孟建国听到“没教养”三个字,脸上的怒意更盛了,仿佛孟珂把他的脸面丢在地上摩擦,摩擦。他猛的一拍桌子,震得盘碟乱跳:“听见没?丢人现眼的东西!给老子滚进去!再在这里碍眼,看我不抽你!”

孟珂最后的防线崩塌了,她猛地转过身,几乎是踉跄着冲回了厨房的黑暗里。经过陈淑芬身边时,她看见母亲依旧站在水缸边,低着头,手里无意识地拧着围裙的一角,侧脸隐在阴影中,看不真切表情。

孟珂没有停留,一头冲进里屋,扑倒在自己的床上,用薄被蒙住了头。堂屋的喧哗被被子隔绝了一层,变的模糊,但并未消失,依然敲打着孟珂的耳膜。而那句“没教养”,却在脑海里反复炸响,清晰无比,每一个音节都淬着毒。

被子底下,是黑暗和孟珂滚烫的呼吸。眼泪终于冲破了眼眶,汹涌而出,不是因为父亲的吼骂,甚至不是因为那句“没教养”本身,而是因为一种更深切、更冰冷的背叛和委屈。是母亲把她推到了那个充满敌意的目光下,是母亲让她承受了这一切。而母亲,此刻在做什么?

仿佛为了回答孟珂心中的质问,堂屋里的风向忽然微妙地变化了。

孟建国粗暴地呵斥声之后,短暂的沉默被陈淑芬的声音打破。那声音不再是刚才在厨房里气若游丝的哀求,而是换上了一种带着歉意的、甚至有些殷勤的调子。

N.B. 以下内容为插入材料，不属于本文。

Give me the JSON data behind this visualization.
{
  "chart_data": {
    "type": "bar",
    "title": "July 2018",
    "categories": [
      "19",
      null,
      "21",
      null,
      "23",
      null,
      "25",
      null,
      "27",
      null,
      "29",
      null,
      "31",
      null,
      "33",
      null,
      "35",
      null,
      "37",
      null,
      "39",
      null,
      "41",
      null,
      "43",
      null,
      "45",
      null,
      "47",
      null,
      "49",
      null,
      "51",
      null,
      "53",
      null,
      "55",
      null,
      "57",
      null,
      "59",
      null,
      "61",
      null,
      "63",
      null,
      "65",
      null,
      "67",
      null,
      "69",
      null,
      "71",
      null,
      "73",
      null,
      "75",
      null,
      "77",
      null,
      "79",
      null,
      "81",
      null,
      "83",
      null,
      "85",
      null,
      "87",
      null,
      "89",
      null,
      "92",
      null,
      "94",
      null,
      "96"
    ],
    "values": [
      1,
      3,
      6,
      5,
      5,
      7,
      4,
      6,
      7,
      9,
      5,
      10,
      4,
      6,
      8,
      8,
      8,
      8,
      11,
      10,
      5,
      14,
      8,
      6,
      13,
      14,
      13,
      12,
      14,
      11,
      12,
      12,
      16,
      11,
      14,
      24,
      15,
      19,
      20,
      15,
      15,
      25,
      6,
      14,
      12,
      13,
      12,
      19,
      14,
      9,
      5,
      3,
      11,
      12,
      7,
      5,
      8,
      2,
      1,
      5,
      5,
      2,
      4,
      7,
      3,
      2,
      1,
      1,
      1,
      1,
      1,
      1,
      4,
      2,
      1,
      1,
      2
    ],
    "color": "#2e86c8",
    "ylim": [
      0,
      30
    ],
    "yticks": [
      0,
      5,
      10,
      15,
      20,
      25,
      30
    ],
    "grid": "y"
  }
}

“哎呀,老王,你看你,跟孩子计较什么。”是陈淑芬的声音,清晰地传了过来,带着刻意提高的、足以让堂屋的每个人都听清楚的音量,“孩子小,不懂事,怕吵,瞎说的。建国也是,吼她干什么。”这话听着像是在责备孟建国,实则轻飘飘地把孟珂的举动定性为“不懂事”、“瞎说”,轻易地抹去了她所有的委屈和正当理由。

接着,是细碎的脚步声,碗碟轻轻碰撞的声音。

“来来来,酒还有吧?我再给你们炒个热菜,光吃凉的喝酒多烧心。”陈淑芬的声音继续传来,透着一股不合时宜的热情,“家里还有花生米,我再炸一盘,马上就好。老王,老张,李哥,你们接着喝,接着聊,别让小孩子坏了兴致。”

孟珂躺在床上,浑身的血液似乎都冻住了。她猛地掀开被子,竖着耳朵听。

堂屋的气氛果然因为陈淑芬这几句话缓和了下来。男人们推杯换盏和含糊的笑语声再次响起。

老张说:“嫂子太客气了。”

老王那令人厌恶的声音也响起来:“还是嫂子明事理。建国啊,你可真有福气。”

孟建国哼了一声,没再说话,但酒杯碰撞的声音再次响起,比之前似乎更清脆了些。

厨房里传来开火、倒油、食材下锅的刺啦声,格外响亮,充满了活力的、忙乱的节奏。这声音与之前与母亲悄无声息的穿梭截然不同,仿佛在宣告着一种积极的、补偿性的参与、油烟混合着炒菜的香气从门缝里钻了进来,霸道地冲淡了之前烟酒的臭味,却混合成一种更加怪异、令人作呕的气息。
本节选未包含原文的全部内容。